Italian and Spanish banks are running out of cash borrowed through the European Central Bank’s three- year-loan program, diminishing their “firepower” to buy government bonds, according to Royal Bank of Scotland Group Plc.
Banks in Italy have spent the equivalent of 46.4 percent of the funds they received from the longer-term refinancing operations, while Spanish ones have used up 42.3 percent, Harvinder Sian, Biagio Lapolla and Simon Peck, interest-rate strategists in London, wrote in a note to clients on April 30, citing ECB data for the period from December to March.
Assuming the banks intended to use about half of the funds to buy higher-yielding sovereign bonds, Italian lenders would have had 6 billion euros ($7.93 billion) left by the end of March, and Spanish banks would have had 16 billion euros remaining, the analysts wrote.
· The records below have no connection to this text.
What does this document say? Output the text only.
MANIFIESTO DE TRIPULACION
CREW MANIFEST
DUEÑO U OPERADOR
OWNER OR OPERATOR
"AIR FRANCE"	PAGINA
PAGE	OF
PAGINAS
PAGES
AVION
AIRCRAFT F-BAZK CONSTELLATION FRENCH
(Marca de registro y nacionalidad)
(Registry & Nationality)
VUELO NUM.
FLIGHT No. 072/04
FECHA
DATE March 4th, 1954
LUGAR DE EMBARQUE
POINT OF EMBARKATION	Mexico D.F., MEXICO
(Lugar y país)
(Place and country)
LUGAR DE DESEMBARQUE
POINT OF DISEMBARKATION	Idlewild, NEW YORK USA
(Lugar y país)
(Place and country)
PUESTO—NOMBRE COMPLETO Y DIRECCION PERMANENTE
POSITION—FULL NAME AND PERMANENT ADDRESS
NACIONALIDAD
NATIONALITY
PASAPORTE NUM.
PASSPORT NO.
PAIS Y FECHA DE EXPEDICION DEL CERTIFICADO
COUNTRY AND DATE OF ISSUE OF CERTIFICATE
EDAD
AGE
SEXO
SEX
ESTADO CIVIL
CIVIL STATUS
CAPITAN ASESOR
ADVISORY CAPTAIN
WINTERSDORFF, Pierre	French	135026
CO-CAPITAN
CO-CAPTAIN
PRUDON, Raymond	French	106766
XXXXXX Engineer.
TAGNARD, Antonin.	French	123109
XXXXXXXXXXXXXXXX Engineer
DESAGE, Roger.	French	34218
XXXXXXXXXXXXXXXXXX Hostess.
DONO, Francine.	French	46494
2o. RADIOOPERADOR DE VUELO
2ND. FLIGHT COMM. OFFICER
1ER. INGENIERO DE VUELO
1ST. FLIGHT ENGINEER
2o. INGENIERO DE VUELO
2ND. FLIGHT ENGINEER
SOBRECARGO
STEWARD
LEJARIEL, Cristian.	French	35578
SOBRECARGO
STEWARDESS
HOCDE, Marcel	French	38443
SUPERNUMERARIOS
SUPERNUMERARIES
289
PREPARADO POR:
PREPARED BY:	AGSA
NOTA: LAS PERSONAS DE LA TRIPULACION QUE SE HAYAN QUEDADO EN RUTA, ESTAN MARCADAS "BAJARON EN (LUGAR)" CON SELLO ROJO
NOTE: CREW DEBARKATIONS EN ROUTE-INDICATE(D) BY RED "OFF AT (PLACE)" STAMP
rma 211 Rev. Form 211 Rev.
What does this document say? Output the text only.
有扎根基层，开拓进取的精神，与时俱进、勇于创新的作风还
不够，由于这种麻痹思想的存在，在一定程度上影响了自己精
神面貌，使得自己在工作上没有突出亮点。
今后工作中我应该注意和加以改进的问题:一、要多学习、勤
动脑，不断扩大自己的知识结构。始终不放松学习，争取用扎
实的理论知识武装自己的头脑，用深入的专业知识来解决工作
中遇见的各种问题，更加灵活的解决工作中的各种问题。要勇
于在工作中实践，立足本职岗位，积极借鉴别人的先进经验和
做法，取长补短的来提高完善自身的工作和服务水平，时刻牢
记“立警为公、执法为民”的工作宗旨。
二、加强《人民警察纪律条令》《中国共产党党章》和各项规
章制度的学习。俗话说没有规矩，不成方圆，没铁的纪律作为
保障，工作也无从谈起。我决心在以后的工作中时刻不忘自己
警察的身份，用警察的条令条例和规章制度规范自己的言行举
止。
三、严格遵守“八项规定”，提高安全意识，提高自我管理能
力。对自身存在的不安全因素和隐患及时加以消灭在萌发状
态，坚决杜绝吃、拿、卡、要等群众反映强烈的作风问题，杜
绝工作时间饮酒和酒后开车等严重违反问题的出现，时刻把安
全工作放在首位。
Had they to assigned 65 percent of the LTRO cash for government debt, they’d have had 31 billion euros and 46 billion euros still to spend, according to the note. Based on the rate of purchases in March, that would have meant another 1.6 months of bond purchases for Spain and less than a month’s worth for Italy, the analysts said.
“Aggressive buying done to date means that the remaining firepower from the LTRO for the European government bond markets is lower,” the analysts wrote. “Domestic bank support is likely to fade even further.”
Spanish bonds were the worst-performing of 26 sovereign- debt markets tracked by Bloomberg and the European Federation of Financial Analysts Societies in April, with losses of 1.8 percent. Italian securities were second worst, dropping 1.3 percent, after gaining 11 percent in the first quarter.